Au bout du compte, ce sont les contribuable qui paieront la note, proteste également die Welt. Avec l'augmentation des impôts locaux et la perte de leurs emplois pour les employés du service public. Le quotidien revient également dans ses colonnes sur le salaire minimum et remarque que la ruée prédit par le SPD et les syndicats ne s'est pas produite. Sept branches industrielles seulement veulent être inscrites dans la loi sur le salaire minimum.

Avec 3 euros 06, l'heure, ce que touche une coiffeuse en Saxe merci la CDU ! titre la Tageszeitung qui fustige : le problème est que patronat et chrétiens-démocrates résistent avec acharnement au salaire minimum sans véritable argument à leur décharge. Ce salaire minimum n'est rien d'autre qu'un frein d'urgence contre les tentatives éhontés d'exploitation des travailleurs. C'est le thème de campagne électoral idéal pour 2009 et le SPD pourrait ainsi rassembler syndicats et prolétariat sous sa bannière.
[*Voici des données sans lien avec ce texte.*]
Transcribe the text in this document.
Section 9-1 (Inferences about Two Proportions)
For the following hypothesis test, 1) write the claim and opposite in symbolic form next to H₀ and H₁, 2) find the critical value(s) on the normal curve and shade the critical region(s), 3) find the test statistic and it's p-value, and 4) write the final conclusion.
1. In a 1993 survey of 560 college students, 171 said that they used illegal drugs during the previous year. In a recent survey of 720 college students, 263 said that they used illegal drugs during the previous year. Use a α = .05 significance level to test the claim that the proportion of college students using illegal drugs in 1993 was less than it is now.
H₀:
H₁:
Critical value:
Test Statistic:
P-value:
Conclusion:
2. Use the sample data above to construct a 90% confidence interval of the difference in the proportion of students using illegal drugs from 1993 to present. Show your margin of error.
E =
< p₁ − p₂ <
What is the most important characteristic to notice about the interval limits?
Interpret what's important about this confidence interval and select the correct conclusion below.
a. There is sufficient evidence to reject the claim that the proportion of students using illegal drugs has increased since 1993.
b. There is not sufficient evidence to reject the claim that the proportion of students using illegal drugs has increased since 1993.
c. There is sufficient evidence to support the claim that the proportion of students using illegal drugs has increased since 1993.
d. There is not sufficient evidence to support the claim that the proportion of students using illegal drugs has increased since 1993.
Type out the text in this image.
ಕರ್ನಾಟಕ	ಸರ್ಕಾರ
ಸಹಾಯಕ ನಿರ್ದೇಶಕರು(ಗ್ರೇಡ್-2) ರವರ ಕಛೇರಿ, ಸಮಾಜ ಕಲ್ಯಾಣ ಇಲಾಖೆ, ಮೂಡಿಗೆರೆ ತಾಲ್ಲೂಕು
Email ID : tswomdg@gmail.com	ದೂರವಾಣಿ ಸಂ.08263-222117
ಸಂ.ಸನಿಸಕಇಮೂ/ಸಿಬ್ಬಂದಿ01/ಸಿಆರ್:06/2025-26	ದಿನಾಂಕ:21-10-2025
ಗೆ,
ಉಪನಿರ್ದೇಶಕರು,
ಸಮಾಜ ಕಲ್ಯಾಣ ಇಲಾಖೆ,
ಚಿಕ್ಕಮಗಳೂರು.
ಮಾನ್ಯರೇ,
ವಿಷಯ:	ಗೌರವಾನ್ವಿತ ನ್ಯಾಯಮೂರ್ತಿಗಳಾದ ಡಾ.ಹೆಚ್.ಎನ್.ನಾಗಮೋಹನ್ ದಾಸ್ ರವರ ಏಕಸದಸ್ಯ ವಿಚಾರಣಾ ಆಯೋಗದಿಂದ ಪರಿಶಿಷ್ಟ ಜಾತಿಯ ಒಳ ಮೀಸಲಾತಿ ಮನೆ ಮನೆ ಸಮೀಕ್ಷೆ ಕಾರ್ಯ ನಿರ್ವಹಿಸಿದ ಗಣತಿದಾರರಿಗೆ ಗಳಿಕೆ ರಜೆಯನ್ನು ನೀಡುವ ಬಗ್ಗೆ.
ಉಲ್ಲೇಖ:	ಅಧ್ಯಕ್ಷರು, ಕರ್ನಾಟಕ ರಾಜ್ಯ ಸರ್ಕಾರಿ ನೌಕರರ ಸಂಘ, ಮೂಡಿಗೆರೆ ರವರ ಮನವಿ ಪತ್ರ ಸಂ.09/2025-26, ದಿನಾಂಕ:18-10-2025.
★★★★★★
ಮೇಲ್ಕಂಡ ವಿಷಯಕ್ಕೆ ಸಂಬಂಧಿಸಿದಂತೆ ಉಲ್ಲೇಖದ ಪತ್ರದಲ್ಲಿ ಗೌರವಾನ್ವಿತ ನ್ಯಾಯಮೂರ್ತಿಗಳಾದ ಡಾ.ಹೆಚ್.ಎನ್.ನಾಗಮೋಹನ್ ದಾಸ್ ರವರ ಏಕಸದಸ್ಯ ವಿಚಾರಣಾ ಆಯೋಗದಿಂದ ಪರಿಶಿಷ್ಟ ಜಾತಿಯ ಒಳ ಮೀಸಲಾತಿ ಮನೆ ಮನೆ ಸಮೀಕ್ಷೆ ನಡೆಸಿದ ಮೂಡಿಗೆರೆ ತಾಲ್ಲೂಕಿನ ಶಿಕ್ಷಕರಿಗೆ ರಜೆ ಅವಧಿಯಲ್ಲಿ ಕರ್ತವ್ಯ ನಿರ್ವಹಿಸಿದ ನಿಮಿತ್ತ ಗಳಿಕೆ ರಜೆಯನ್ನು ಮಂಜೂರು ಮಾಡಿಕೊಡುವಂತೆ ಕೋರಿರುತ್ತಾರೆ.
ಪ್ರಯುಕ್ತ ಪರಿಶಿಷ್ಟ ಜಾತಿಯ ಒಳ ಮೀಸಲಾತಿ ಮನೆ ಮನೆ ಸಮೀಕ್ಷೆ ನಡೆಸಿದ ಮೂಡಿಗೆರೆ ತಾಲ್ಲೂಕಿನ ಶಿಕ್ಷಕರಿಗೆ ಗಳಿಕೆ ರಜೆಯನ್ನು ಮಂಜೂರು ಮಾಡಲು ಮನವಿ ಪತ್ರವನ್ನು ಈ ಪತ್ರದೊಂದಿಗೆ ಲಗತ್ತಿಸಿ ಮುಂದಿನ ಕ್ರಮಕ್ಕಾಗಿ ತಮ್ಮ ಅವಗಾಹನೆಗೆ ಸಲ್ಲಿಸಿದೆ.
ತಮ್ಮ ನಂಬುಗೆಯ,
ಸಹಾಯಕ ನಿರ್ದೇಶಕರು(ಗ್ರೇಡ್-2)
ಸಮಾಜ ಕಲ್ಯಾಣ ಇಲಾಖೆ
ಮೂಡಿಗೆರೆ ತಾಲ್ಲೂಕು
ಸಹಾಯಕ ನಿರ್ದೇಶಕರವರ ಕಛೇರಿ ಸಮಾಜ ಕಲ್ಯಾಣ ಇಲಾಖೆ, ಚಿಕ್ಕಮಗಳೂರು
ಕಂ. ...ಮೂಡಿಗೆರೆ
La bannière de l'AKP, elle, est menacée de ne plus flotter sur Ankara, comme le dit la Süddeutsche Zeitung. Accusé de vouloir renverser l'ordre séculaire de la république, l'AKP a autorisé le voile islamique à l'université. Serait-il islamiste ? Non, répond le journal. Il est trop populaire, c'est tout. Et s'il est interdit, ce sera une atteinte massive à l'ouverture du pays, à la démocratie et aux Droits de l'Homme, ainsi qu'à son rapprochement vers l'Europe.